Stuffed we jumped on board, along with the bike, and took the short boat journey across the river to Inwa. Sitting a million miles away from the lively streets of nearby Mandalay, it’s hard to imagine this peaceful rural area was once a bustling capital. Now home to farmers, villagers and craftsmen, the only sign is the plethora of ruins scattered among the rich green fields or hidden in woods, where golden spires stretching to the sky give away their existence.
Most visitors take a tour by horse and cart, adding to the quaint and calming charm of Inwa. Despite the appeal, I decided to stick with Htoo Htoo, who had so far proved to be quite the tour guide, stopping at various historic spots on our way to the ancient city to explain their background.
My choice proved inspired as he wove his bike down dirt tracks that snaked through woods and fields to show me the highlights of the 5km trail.
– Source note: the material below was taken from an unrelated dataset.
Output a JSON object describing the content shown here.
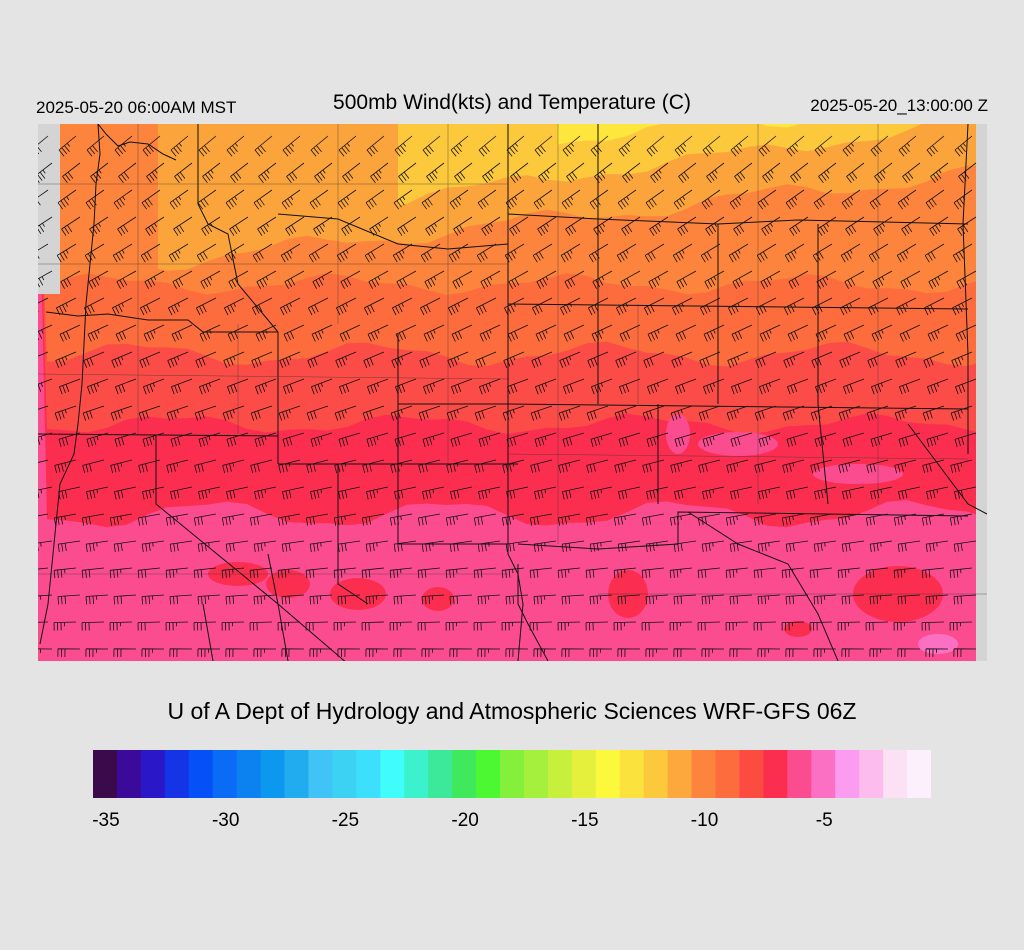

He led me petrified through the spooky bat-inhabited undercrofts of the imposing brick Maha Aungmye Bonzan temple, up the aged stairs to the roof of one of many dilapidated royal buildings to reveal unbroken views of the countryside dotted with collections of stupas, monasteries and ancient ruins.
After three hours, both exhausted, we headed back on the road to Mandalay, finishing my trip on a high. While the city had failed to impress at first, its mundane streets had started to grow on me. It was refreshing to see no signs of the West; no high street housing flashy franchises; no shimmering new tower blocks or classy cocktail bars.
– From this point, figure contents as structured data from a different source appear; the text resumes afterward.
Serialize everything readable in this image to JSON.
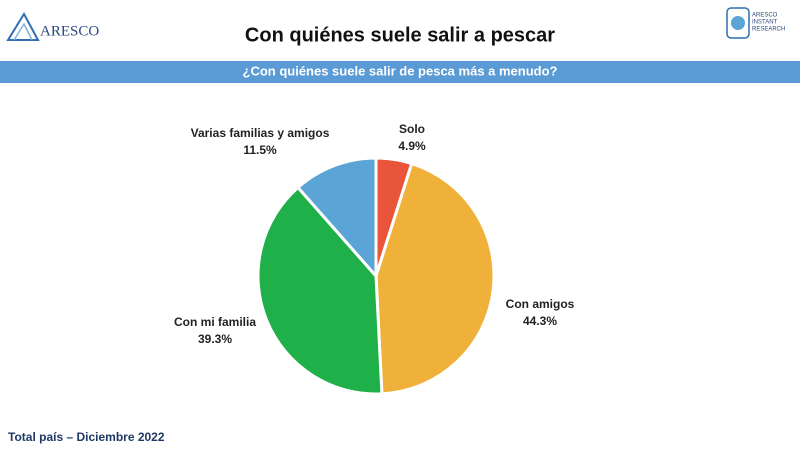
{
  "logos": {
    "left": {
      "text": "ARESCO"
    },
    "right": {
      "lines": [
        "ARESCO",
        "INSTANT",
        "RESEARCH"
      ]
    }
  },
  "chart_data": {
    "type": "pie",
    "title": "Con quiénes suele salir a pescar",
    "subtitle": "¿Con quiénes suele salir de pesca más a menudo?",
    "categories": [
      "Solo",
      "Con amigos",
      "Con mi familia",
      "Varias familias y amigos"
    ],
    "values": [
      4.9,
      44.3,
      39.3,
      11.5
    ],
    "value_labels": [
      "4.9%",
      "44.3%",
      "39.3%",
      "11.5%"
    ],
    "colors": [
      "#e8553a",
      "#f0b13a",
      "#1fb04a",
      "#5aa5d6"
    ],
    "note": "Total país – Diciembre 2022"
  }
}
Road to Mandalay – in words and song
On the Road to Mandalay comes from the poem by Rudyard Kipling called Mandalay that was published in 1892 in Barrack-Room Ballads, and Other Verses, although it was was written in 1890, when Kipling was 24. Clearly influenced by the beauty of the local women, Kipling adopts the persona of a young soldier who is longing for Asian exoticism from the cold of England.
Ironically, though the poem keeps on referring to the “road” to Mandalay, the normal route to the city from the then capital Rangoon, now Yangon, was by paddle steamer along the Irrawaddy River. Now fortunately Mandalay is easily accessible by road, although you can still travel there by boat if you choose.
The text was adapted for the song On the Road to Mandalay which was released by Frank Sinatra on the album, Come Fly with Me.
Like many parts of Myanmar, for now, Mandalay remains relatively untainted by tourism, or the outside world. Tradition still prevails, with many men and women, both young and old, sporting lungis. Life still has a laid-back, almost lackadaisical, feel to it. Food other than Burmese is scarce, but who cares when it’s so diverse, taking in cuisine influenced by its Chinese, Indian and Thai neighbours.
The sight of tourists still provokes a response. As we stood on the terrace of the sprawling Sutaungpyei pagoda at the 790ft summit of Mandalay Hill on the outskirts of the city, waiting for the sun to slip behind the panorama of rising hills on the horizon, crowds of monks practiced their English on us, relaying dreams of studying at Oxford University. And as we meandered through the many markets and carefully teetered half-way across the creaking teak wood U Bein Bridge, that miraculously stretches 1.2km across Taung Tha Man Lake, we were once again accosted by friendly, inquisitive locals wanting us to pose for pictures.
Charm this city has in bucket loads, if you scratch beneath the surface. The question is – how long will it last?